Learning from Positive and Unlabeled Data by Identifying the Annotation Process
Naji Shajarisales, Peter Spirtes, Kun Zhang

TL;DR
This paper introduces a flexible model for learning from positive and unlabeled data that accounts for the annotation process, providing theoretical guarantees and an inference algorithm, along with a new benchmark dataset.
Contribution
It extends LePU methods by modeling the annotation process more realistically and proves identifiability of model parameters under these conditions.
Findings
Successful inference algorithm for annotation and classification parameters
Experimental validation on simulated and real data
Introduction of a new benchmark dataset for LePU
Abstract
In binary classification, Learning from Positive and Unlabeled data (LePU) is semi-supervised learning but with labeled elements from only one class.
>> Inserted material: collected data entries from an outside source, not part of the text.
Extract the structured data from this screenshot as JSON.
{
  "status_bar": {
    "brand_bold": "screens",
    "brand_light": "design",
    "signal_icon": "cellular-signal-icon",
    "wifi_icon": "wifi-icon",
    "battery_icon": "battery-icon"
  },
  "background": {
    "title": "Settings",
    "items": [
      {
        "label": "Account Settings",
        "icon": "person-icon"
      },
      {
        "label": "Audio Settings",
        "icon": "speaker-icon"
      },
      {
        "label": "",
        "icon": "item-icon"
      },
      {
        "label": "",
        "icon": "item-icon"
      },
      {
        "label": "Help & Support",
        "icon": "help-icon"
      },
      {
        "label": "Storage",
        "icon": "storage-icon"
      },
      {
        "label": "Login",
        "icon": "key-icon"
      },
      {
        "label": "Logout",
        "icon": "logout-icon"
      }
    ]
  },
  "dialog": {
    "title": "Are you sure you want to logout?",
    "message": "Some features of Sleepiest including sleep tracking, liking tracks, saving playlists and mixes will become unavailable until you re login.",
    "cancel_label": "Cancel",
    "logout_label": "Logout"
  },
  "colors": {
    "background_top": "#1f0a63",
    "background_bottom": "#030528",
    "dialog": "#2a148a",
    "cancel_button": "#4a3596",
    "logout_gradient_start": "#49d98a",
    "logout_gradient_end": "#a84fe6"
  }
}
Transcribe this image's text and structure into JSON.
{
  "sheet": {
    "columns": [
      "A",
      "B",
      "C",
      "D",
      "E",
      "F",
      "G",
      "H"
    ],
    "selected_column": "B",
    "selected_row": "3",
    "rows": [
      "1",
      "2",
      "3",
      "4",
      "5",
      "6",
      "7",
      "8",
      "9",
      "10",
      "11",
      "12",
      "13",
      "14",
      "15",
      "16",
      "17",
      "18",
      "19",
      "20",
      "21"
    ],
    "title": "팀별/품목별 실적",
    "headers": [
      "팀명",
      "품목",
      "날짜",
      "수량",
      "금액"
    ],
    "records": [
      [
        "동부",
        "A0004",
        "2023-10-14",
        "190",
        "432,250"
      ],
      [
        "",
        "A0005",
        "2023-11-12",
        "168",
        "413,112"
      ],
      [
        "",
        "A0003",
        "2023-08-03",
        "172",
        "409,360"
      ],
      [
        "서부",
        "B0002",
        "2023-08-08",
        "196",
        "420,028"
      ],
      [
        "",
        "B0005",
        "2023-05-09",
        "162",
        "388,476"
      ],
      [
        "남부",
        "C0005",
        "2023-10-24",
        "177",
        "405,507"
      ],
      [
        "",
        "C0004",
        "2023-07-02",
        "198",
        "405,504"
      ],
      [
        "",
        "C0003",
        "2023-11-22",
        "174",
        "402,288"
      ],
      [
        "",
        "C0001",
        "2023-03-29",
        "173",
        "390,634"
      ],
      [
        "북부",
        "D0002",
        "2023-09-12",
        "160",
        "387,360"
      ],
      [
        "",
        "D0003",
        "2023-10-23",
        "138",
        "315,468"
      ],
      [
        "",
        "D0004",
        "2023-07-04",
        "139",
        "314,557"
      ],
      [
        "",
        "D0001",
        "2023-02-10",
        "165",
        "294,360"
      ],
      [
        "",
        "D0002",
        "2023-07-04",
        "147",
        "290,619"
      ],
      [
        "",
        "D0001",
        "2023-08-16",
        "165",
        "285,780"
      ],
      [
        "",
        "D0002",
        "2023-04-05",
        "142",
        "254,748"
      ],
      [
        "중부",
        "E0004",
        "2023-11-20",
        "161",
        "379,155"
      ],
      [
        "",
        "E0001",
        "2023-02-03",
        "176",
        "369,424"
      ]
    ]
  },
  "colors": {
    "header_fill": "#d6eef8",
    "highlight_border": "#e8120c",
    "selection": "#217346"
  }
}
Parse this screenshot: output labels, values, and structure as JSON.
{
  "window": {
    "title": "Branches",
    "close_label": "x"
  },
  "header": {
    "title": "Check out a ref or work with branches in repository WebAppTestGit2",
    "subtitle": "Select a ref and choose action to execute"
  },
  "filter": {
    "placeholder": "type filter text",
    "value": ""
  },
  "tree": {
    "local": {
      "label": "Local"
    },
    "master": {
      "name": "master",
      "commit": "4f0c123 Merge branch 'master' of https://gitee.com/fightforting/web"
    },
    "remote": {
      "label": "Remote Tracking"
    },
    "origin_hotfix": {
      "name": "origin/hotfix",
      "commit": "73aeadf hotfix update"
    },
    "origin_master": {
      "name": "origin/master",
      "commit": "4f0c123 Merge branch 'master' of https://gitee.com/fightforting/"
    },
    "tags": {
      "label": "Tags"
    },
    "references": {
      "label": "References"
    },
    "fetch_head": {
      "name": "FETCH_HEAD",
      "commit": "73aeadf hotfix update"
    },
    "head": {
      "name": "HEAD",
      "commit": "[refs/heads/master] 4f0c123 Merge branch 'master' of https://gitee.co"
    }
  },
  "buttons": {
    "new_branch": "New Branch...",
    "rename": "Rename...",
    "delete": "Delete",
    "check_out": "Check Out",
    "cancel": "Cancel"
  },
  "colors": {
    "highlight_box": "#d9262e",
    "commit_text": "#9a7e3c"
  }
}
Most of the research on LePU relies on some form of independence between the selection process of annotated examples and the features of the annotated class, known as the Selected Completely At Random (SCAR) assumption. Yet the annotation process is an important part of the data collection, and in many cases it naturally depends on certain features of the data (e.g., the intensity of an image and the size of the object to be detected in the image). Without any constraints on the model for the annotation process, classification results in the LePU problem will be highly non-unique. So proper, flexible constraints are needed. In this work we incorporate more flexible and realistic models for the annotation process than SCAR, and more…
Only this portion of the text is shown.